Wrong. There’s no reason anyone should be living with potentially life-disrupting symptoms when you don’t have to. Treatment is readily available.

And if you don’t seek support and treatment, your depression can persist or worsen. If you’re prone to withdrawing, you can ruin relationships, sending your depression spiraling even more, and it can be hard to get your life back on track. Your feelings can start to boil over into excessive anger or irritability, especially when burnout starts to creep in.

Hopefully, shedding light on high-functioning depression helps break down the stigma surrounding mental health issues. If you or someone you know is struggling with PDD, know that you can seek treatment for an illness, even if it’s a high-functioning one, and healing is possible.

Seeking Support and Treatment

Once you’ve recognized the signs of your depression and overcome any stigmas you may have of seeking support, it’s essential to understand your treatment options:

Things You Can Do on Your Own

  • Open Up: Start to share your feelings or experiences with trusted friends, family members, and mental health professionals.
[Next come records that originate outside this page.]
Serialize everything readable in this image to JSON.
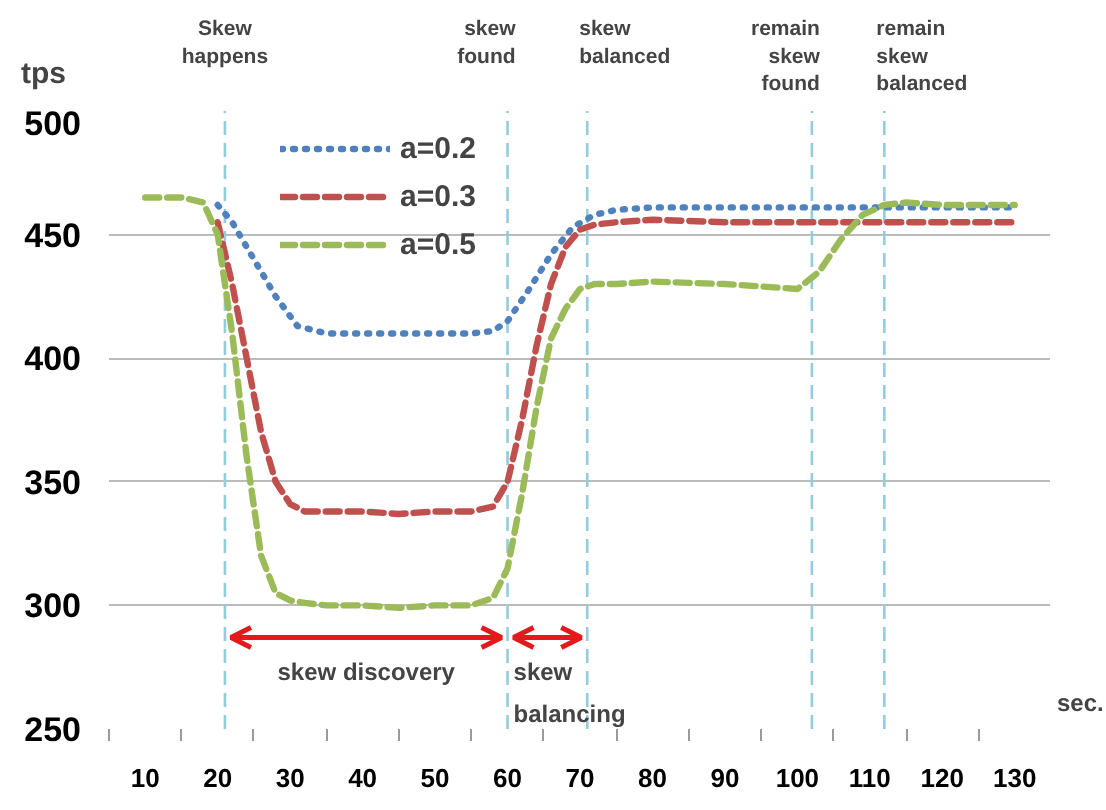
{
  "chart_data": {
    "type": "line",
    "xlabel": "sec.",
    "ylabel": "tps",
    "xlim": [
      5,
      135
    ],
    "xticks": [
      10,
      20,
      30,
      40,
      50,
      60,
      70,
      80,
      90,
      100,
      110,
      120,
      130
    ],
    "ylim": [
      250,
      500
    ],
    "yticks": [
      250,
      300,
      350,
      400,
      450,
      500
    ],
    "grid": "y",
    "legend": "top left",
    "series": [
      {
        "name": "a=0.2",
        "color": "#4f81bd",
        "line_style": "dotted",
        "x": [
          20,
          22,
          25,
          28,
          31,
          35,
          40,
          45,
          50,
          55,
          58,
          60,
          63,
          66,
          69,
          72,
          75,
          80,
          90,
          100,
          110,
          120,
          130
        ],
        "values": [
          462,
          455,
          440,
          425,
          413,
          410,
          410,
          410,
          410,
          410,
          411,
          415,
          428,
          442,
          453,
          458,
          460,
          461,
          461,
          461,
          461,
          461,
          461
        ]
      },
      {
        "name": "a=0.3",
        "color": "#c0504d",
        "line_style": "dashed",
        "x": [
          20,
          22,
          24,
          26,
          28,
          30,
          32,
          35,
          40,
          45,
          50,
          55,
          58,
          60,
          62,
          64,
          66,
          68,
          70,
          72,
          75,
          80,
          90,
          100,
          110,
          120,
          130
        ],
        "values": [
          455,
          430,
          400,
          370,
          350,
          341,
          338,
          338,
          338,
          337,
          338,
          338,
          340,
          350,
          375,
          405,
          430,
          445,
          452,
          454,
          455,
          456,
          455,
          455,
          455,
          455,
          455
        ]
      },
      {
        "name": "a=0.5",
        "color": "#9bbb59",
        "line_style": "dashed",
        "x": [
          10,
          15,
          18,
          20,
          22,
          24,
          26,
          28,
          30,
          32,
          35,
          40,
          45,
          50,
          55,
          58,
          60,
          62,
          64,
          66,
          68,
          70,
          72,
          75,
          80,
          90,
          100,
          103,
          106,
          109,
          112,
          115,
          120,
          130
        ],
        "values": [
          465,
          465,
          463,
          450,
          410,
          360,
          320,
          305,
          302,
          301,
          300,
          300,
          299,
          300,
          300,
          303,
          315,
          345,
          380,
          408,
          420,
          428,
          430,
          430,
          431,
          430,
          428,
          435,
          448,
          458,
          462,
          463,
          462,
          462
        ]
      }
    ],
    "ref_lines": [
      {
        "axis": "x",
        "value": 21,
        "label": "Skew\nhappens",
        "color": "#92cddc",
        "line_style": "dashed"
      },
      {
        "axis": "x",
        "value": 60,
        "label": "skew\nfound",
        "color": "#92cddc",
        "line_style": "dashed"
      },
      {
        "axis": "x",
        "value": 71,
        "label": "skew\nbalanced",
        "color": "#92cddc",
        "line_style": "dashed"
      },
      {
        "axis": "x",
        "value": 102,
        "label": "remain\nskew\nfound",
        "color": "#92cddc",
        "line_style": "dashed"
      },
      {
        "axis": "x",
        "value": 112,
        "label": "remain\nskew\nbalanced",
        "color": "#92cddc",
        "line_style": "dashed"
      }
    ],
    "annotations": [
      {
        "text": "skew discovery",
        "x": 60,
        "y": 287
      },
      {
        "text": "skew\nbalancing",
        "x": 71,
        "y": 287
      }
    ]
  }
}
Speaking openly about your feelings can provide validation and support. You may find many more are struggling with these feelings than you thought.
  • Practice Self-Care: Engage in self-care activities that promote emotional well-being, such as limiting your work to established work windows, exercising regularly (as long as you weren’t overexercising as a coping mechanism before), mindfulness and meditation, adequate sleep, and nurturing deep social connections. You may find you feel more seen, heard, or even refreshed in a one-on-one environment with close friends instead of a larger social gathering. Pay attention to how you feel and what makes you feel better.
  • Work on Setting Realistic Expectations: Challenging perfectionist tendencies can be difficult. Start by setting realistic goals and practicing self-compassion. Work on your inner monologue. If you wouldn’t utter the words aloud, risking someone else overhearing, then don’t say them to yourself silently. Catch yourself and redirect with a more positive phrase. Embrace imperfection and remind yourself that self-worth isn’t contingent on external achievements.
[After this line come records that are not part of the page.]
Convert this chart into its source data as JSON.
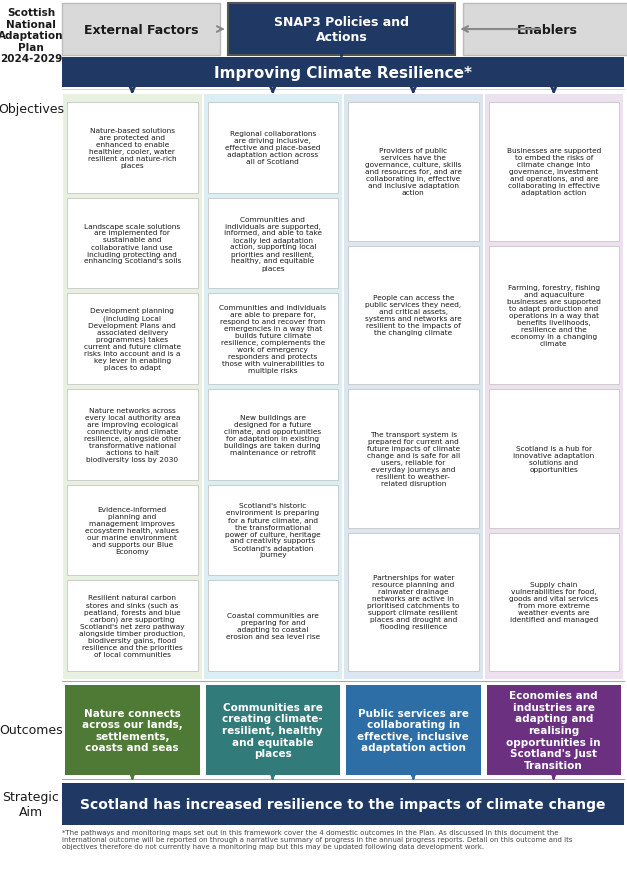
{
  "title_text": "Scottish\nNational\nAdaptation\nPlan\n2024-2029",
  "header_boxes": [
    {
      "label": "External Factors",
      "color": "#d9d9d9",
      "text_color": "#1a1a1a"
    },
    {
      "label": "SNAP3 Policies and\nActions",
      "color": "#1f3864",
      "text_color": "#ffffff"
    },
    {
      "label": "Enablers",
      "color": "#d9d9d9",
      "text_color": "#1a1a1a"
    }
  ],
  "improving_bar": {
    "label": "Improving Climate Resilience*",
    "color": "#1f3864",
    "text_color": "#ffffff"
  },
  "objectives_label": "Objectives",
  "outcomes_label": "Outcomes",
  "strategic_aim_label": "Strategic\nAim",
  "col_bg_colors": [
    "#e8f0e0",
    "#daeef3",
    "#dce6f1",
    "#ede0ef"
  ],
  "col_header_colors": [
    "#4e7a35",
    "#317b7b",
    "#2e6ea6",
    "#6b3080"
  ],
  "columns": [
    {
      "objectives": [
        "Nature-based solutions\nare protected and\nenhanced to enable\nhealthier, cooler, water\nresilient and nature-rich\nplaces",
        "Landscape scale solutions\nare implemented for\nsustainable and\ncollaborative land use\nincluding protecting and\nenhancing Scotland's soils",
        "Development planning\n(including Local\nDevelopment Plans and\nassociated delivery\nprogrammes) takes\ncurrent and future climate\nrisks into account and is a\nkey lever in enabling\nplaces to adapt",
        "Nature networks across\nevery local authority area\nare improving ecological\nconnectivity and climate\nresilience, alongside other\ntransformative national\nactions to halt\nbiodiversity loss by 2030",
        "Evidence-informed\nplanning and\nmanagement improves\necosystem health, values\nour marine environment\nand supports our Blue\nEconomy",
        "Resilient natural carbon\nstores and sinks (such as\npeatland, forests and blue\ncarbon) are supporting\nScotland's net zero pathway\nalongside timber production,\nbiodiversity gains, flood\nresilience and the priorities\nof local communities"
      ],
      "outcome": "Nature connects\nacross our lands,\nsettlements,\ncoasts and seas"
    },
    {
      "objectives": [
        "Regional collaborations\nare driving inclusive,\neffective and place-based\nadaptation action across\nall of Scotland",
        "Communities and\nindividuals are supported,\ninformed, and able to take\nlocally led adaptation\naction, supporting local\npriorities and resilient,\nhealthy, and equitable\nplaces",
        "Communities and individuals\nare able to prepare for,\nrespond to and recover from\nemergencies in a way that\nbuilds future climate\nresilience, complements the\nwork of emergency\nresponders and protects\nthose with vulnerabilities to\nmultiple risks",
        "New buildings are\ndesigned for a future\nclimate, and opportunities\nfor adaptation in existing\nbuildings are taken during\nmaintenance or retrofit",
        "Scotland's historic\nenvironment is preparing\nfor a future climate, and\nthe transformational\npower of culture, heritage\nand creativity supports\nScotland's adaptation\njourney",
        "Coastal communities are\npreparing for and\nadapting to coastal\nerosion and sea level rise"
      ],
      "outcome": "Communities are\ncreating climate-\nresilient, healthy\nand equitable\nplaces"
    },
    {
      "objectives": [
        "Providers of public\nservices have the\ngovernance, culture, skills\nand resources for, and are\ncollaborating in, effective\nand inclusive adaptation\naction",
        "People can access the\npublic services they need,\nand critical assets,\nsystems and networks are\nresilient to the impacts of\nthe changing climate",
        "The transport system is\nprepared for current and\nfuture impacts of climate\nchange and is safe for all\nusers, reliable for\neveryday journeys and\nresilient to weather-\nrelated disruption",
        "Partnerships for water\nresource planning and\nrainwater drainage\nnetworks are active in\nprioritised catchments to\nsupport climate resilient\nplaces and drought and\nflooding resilience"
      ],
      "outcome": "Public services are\ncollaborating in\neffective, inclusive\nadaptation action"
    },
    {
      "objectives": [
        "Businesses are supported\nto embed the risks of\nclimate change into\ngovernance, investment\nand operations, and are\ncollaborating in effective\nadaptation action",
        "Farming, forestry, fishing\nand aquaculture\nbusinesses are supported\nto adapt production and\noperations in a way that\nbenefits livelihoods,\nresilience and the\neconomy in a changing\nclimate",
        "Scotland is a hub for\ninnovative adaptation\nsolutions and\nopportunities",
        "Supply chain\nvulnerabilities for food,\ngoods and vital services\nfrom more extreme\nweather events are\nidentified and managed"
      ],
      "outcome": "Economies and\nindustries are\nadapting and\nrealising\nopportunities in\nScotland's Just\nTransition"
    }
  ],
  "strategic_aim_text": "Scotland has increased resilience to the impacts of climate change",
  "footnote": "*The pathways and monitoring maps set out in this framework cover the 4 domestic outcomes in the Plan. As discussed in this document the\ninternational outcome will be reported on through a narrative summary of progress in the annual progress reports. Detail on this outcome and its\nobjectives therefore do not currently have a monitoring map but this may be updated following data development work."
}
Professional Treatments for High-Functioning Depression

  • Counseling or Therapy: Simply voicing your feelings to a professional counselor can help you feel calmer and more in control. Depending on the extent of your depression, your doctor or counselor may recommend individual therapy methods like cognitive-behavioral therapy (CBT) or interpersonal therapy. These can help individuals explore emotions, develop coping strategies, and challenge negative thought patterns.
  • Medication: In some cases, health professionals can prescribe antidepressant medications to alleviate some of the low moods and restore emotional balance. Your mental health professional can help determine the most appropriate medication if warranted.
  • Alternative Depression Treatments: In addition to talk therapy and medication, there are alternative treatments like transcranial magnetic stimulation (TMS) that are particularly effective in treating persistent depressive episodes.

It’s important to remember that there’s no exact recipe for treating depression, especially for a persistent variation like PDD. Speak with your medical team about your options and what treatment courses you would like to try. They can help determine the most appropriate treatment approach as they are not exclusionary. You give each one a try until you find the best treatment for you, your lifestyle, and your persistent depressive depression, or you can mix and match to optimize your response.